Dans l’attente, les questions capitales restent en plan comme celle se rapportant au transport portuaire devenu la plaie pour les exportateurs importateurs du pays.
Presque tous les ministères ont été touchés par les nominations, mutations, remplacements comme si dans la situation actuelle du pays, c’était la première des urgences. Rassurer et impliquer les cadres administratifs et les fonctionnaires qui sont la pierre angulaire du pays, cela paraît presque dérisoire alors que c’est grâce à eux que nos institutions ont pu tenir et notre quotidien a été géré. «Dans notre ministère (celui de la Justice) chacun se tient à carreau et se fait petit, car il ne sait pas s’il sera concerné ou non par “la campagne d’assainissement de l’Administration’’. J’ai bien peur que ce que nous vivons aujourd’hui ressemble au coup d’Etat institutionnel, réalisé en douce, justifié par l’arrivée d’une nouvelle équipe dirigeante mais visant à neutraliser les compétences administratives qui ont assez souffert auparavant de ne pouvoir exercer pleinement leurs talents et les remplacer par les fidèles de la Troïka. J’ai peur pour mon pays», s’inquiète un haut cadre au ministère de la Justice.

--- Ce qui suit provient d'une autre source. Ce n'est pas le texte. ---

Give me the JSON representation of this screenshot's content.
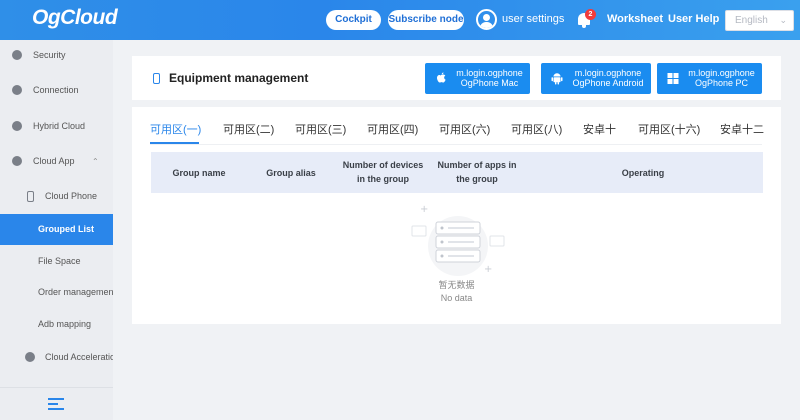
{
  "header": {
    "logo": "OgCloud",
    "cockpit_label": "Cockpit",
    "subscribe_label": "Subscribe node",
    "user_settings_label": "user settings",
    "notification_count": "2",
    "worksheet_label": "Worksheet",
    "user_help_label": "User Help",
    "language_select": {
      "value": "English"
    }
  },
  "sidebar": {
    "items": [
      {
        "label": "Security",
        "icon": "shield-icon"
      },
      {
        "label": "Connection",
        "icon": "connection-icon"
      },
      {
        "label": "Hybrid Cloud",
        "icon": "cloud-icon"
      },
      {
        "label": "Cloud App",
        "icon": "app-icon",
        "expanded": true
      },
      {
        "label": "Cloud Phone",
        "icon": "phone-icon",
        "expanded": true
      },
      {
        "label": "Grouped List",
        "active": true
      },
      {
        "label": "File Space"
      },
      {
        "label": "Order management"
      },
      {
        "label": "Adb mapping"
      },
      {
        "label": "Cloud Acceleration",
        "icon": "acceleration-icon"
      }
    ]
  },
  "page": {
    "title": "Equipment management",
    "downloads": [
      {
        "line1": "m.login.ogphone",
        "line2": "OgPhone Mac",
        "icon": "apple-icon"
      },
      {
        "line1": "m.login.ogphone",
        "line2": "OgPhone Android",
        "icon": "android-icon"
      },
      {
        "line1": "m.login.ogphone",
        "line2": "OgPhone PC",
        "icon": "windows-icon"
      }
    ],
    "tabs": [
      "可用区(一)",
      "可用区(二)",
      "可用区(三)",
      "可用区(四)",
      "可用区(六)",
      "可用区(八)",
      "安卓十",
      "可用区(十六)",
      "安卓十二"
    ],
    "active_tab": 0,
    "table": {
      "columns": [
        "Group name",
        "Group alias",
        "Number of devices in the group",
        "Number of apps in the group",
        "Operating"
      ],
      "col_lines": [
        [
          "Group name"
        ],
        [
          "Group alias"
        ],
        [
          "Number of devices",
          "in the group"
        ],
        [
          "Number of apps in",
          "the group"
        ],
        [
          "Operating"
        ]
      ]
    },
    "empty": {
      "text_cn": "暂无数据",
      "text_en": "No data"
    }
  },
  "colors": {
    "accent": "#2a86ea",
    "badge": "#f23c3c",
    "header_bg": "#e7ecf8"
  }
}
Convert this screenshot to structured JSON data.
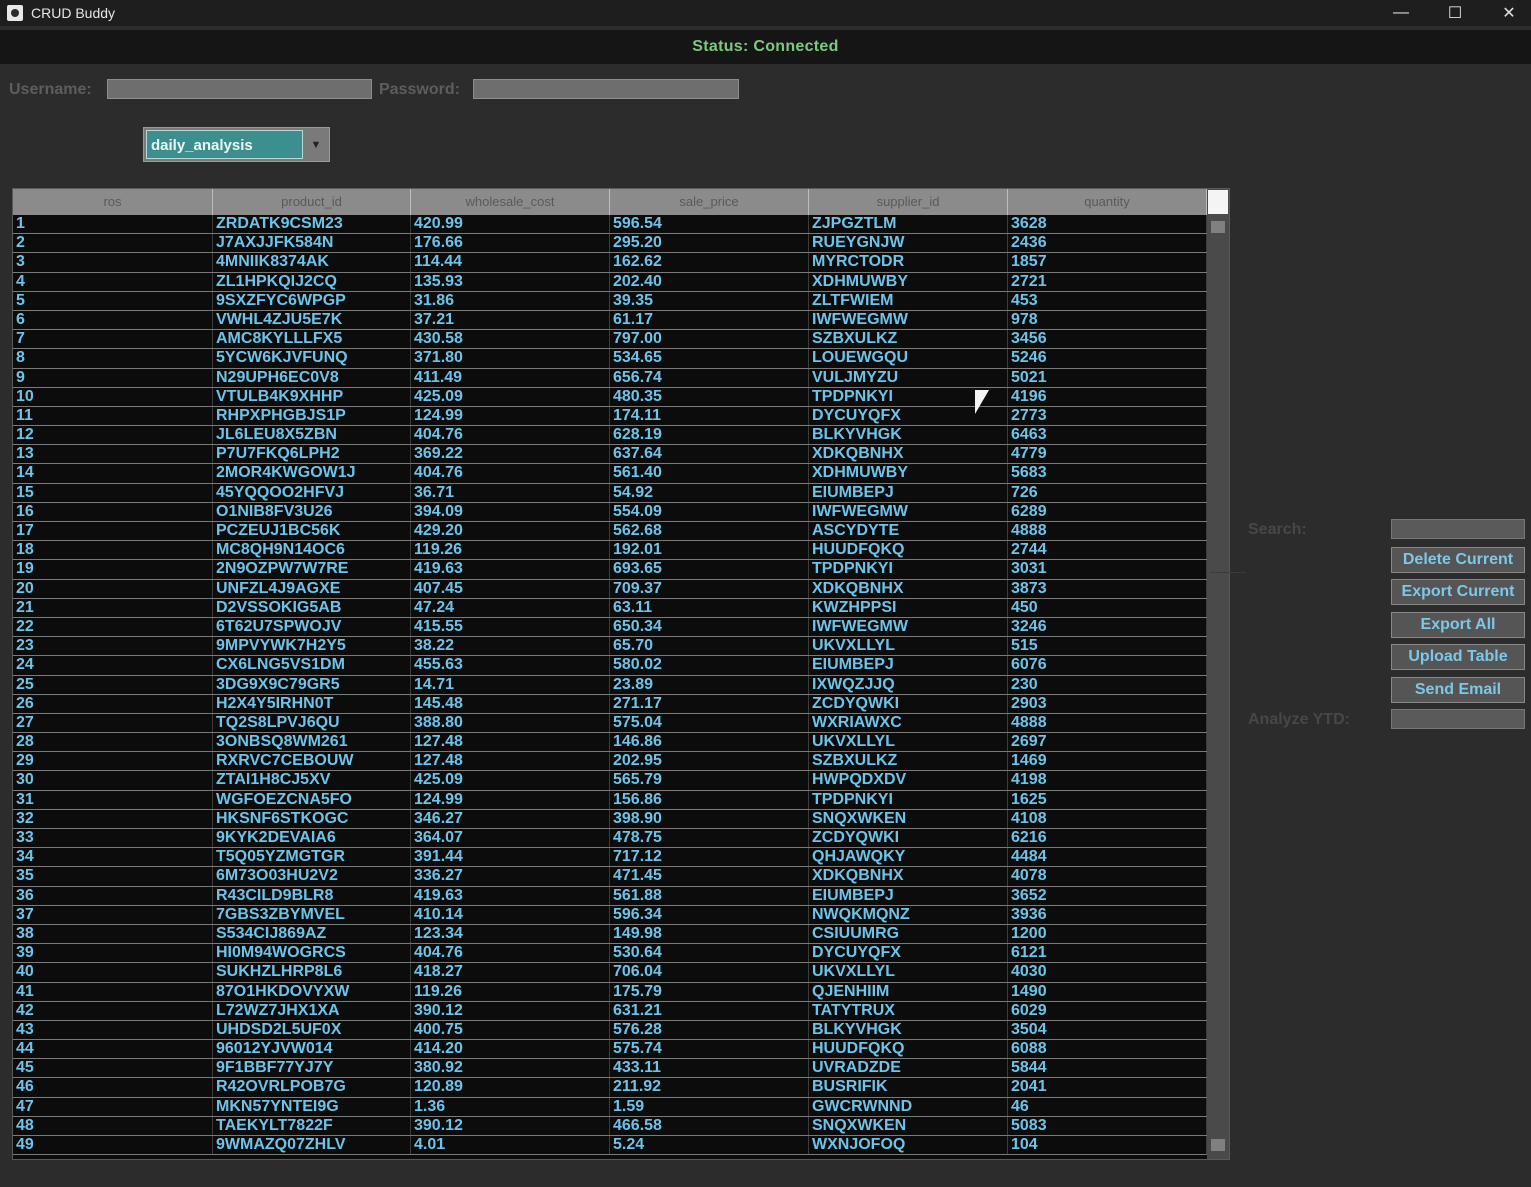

Pendant ce temps, on ne parle pas encore clairement du programme de réforme administrative… «La Tunisie est notre pays et nous la servirons comme nous l’avons fait indépendamment des personnes. Nous servons des institutions et notre peuple et non les ministres même s’ils y restent des décennies. D’ailleurs l’histoire nous apprend que rien n’est éternel, et celle plus récente dans notre pays nous conforte encore plus dans cette idée. Je suis choqué lorsque j’entends les nouveaux arrivés nous dénigrer et nous traiter comme des moins que rien. Nous avons toutes les compétences et les qualifications pour assurer. Nous aurions pu travailler dans le privé et gagner beaucoup plus d’argent, nous avons choisi d’être ici, ce n’est pas pour être maltraités ou sous-estimés», déplore un directeur général au ministère de l’Enseignement supérieur.
Loin des couloirs des ministères, l’image la plus frappante, ou la plus dangereuse peut-être, c’est celle de ces milices d’Ennahdha qui se trouvent dans l’esplanade face au Premier ministère, bien gardé, en principe par notre police nationale. C’est ce que faisaient les milices du Hamas en Palestine avant de regagner le corps réglementaire des forces de l’ordre. Des informations non confirmées disent que le parti majoritaire et légitime serait en train de se préparer à injecter entre 10.000 et 16.000 miliciens dans le corps de la police nationale. Espérons que ce ne sont que des rumeurs malveillantes.